Paul VanMeter, September 2012, on the Reading Viaduct

Paul VanMeter, September 2012, on the Reading Viaduct

I first met Paul VanMeter on a rainy day in Philadelphia in 2011. Rick Darke, our great mutual friend, had organized a visit to the Reading Viaduct with the gardening staff of Friends of the High Line. With unabating enthusiasm Paul led us through the streets of Philadelphia, stopping every few blocks to whip out his iPad to show a photograph of the very same spot where we stood, a century ago. Swiping the glass screen he conjured image after image: the giant Baldwin Locomotive Works, old bicycle and balloon factories, and a sprawling machine works that once made the stuff that fired Paul’s railroad dreams: steam hammers, hydraulic parts, boiler makers’ tools.

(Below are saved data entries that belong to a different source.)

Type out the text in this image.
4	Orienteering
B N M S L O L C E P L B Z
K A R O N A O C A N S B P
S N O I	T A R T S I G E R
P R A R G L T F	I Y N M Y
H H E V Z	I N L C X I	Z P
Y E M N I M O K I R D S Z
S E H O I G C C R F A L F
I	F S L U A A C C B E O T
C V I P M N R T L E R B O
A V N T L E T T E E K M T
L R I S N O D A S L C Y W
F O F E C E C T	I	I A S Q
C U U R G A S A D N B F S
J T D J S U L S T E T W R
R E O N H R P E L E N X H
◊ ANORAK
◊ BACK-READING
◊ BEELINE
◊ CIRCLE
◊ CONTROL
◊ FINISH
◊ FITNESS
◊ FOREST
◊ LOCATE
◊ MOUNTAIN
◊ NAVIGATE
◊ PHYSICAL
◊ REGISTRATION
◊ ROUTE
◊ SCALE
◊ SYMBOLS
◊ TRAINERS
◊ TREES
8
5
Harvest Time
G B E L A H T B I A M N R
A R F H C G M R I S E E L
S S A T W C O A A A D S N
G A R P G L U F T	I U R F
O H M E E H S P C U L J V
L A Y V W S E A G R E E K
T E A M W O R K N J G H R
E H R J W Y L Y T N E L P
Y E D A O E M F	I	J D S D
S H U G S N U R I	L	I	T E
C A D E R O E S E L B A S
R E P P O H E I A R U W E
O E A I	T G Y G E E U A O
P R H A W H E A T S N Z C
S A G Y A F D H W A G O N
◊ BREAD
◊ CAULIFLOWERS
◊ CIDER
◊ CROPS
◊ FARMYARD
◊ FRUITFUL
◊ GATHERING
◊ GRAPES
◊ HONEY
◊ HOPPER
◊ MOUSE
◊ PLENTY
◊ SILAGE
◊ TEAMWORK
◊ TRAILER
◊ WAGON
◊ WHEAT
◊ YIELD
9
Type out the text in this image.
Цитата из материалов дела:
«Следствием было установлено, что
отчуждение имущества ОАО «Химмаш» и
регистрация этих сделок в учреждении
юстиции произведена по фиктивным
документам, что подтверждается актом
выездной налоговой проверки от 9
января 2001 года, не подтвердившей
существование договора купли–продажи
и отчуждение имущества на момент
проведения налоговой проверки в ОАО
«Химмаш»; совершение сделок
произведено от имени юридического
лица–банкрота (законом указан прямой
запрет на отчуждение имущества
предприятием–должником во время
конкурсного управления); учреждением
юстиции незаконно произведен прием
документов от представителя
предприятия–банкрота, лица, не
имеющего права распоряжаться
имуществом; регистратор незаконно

Paul VanMeter on the Reading Viaduct, November 2011

Paul VanMeter on the Reading Viaduct, November 2011

Paul’s enthusiasm was infectious and he saw beauty everywhere, from the grand, classical architecture that lines Philadelphia’s museum district to the graffiti-covered railroad tunnels that run below it, almost completely out of sight. One day I met him for lunch at the Barnes Collection, and before we left the handsome new building, designed by Tod Williams and Billie Tsien, he enthusiastically brought me to a particular spot, a floor-to-ceiling window where you could look out across a lush garden and see the skeleton of an old, rusting granary. He delighted in the juxtaposition of art and industry, horticulture and machinery, and here was a spot that fired his imagination mightily.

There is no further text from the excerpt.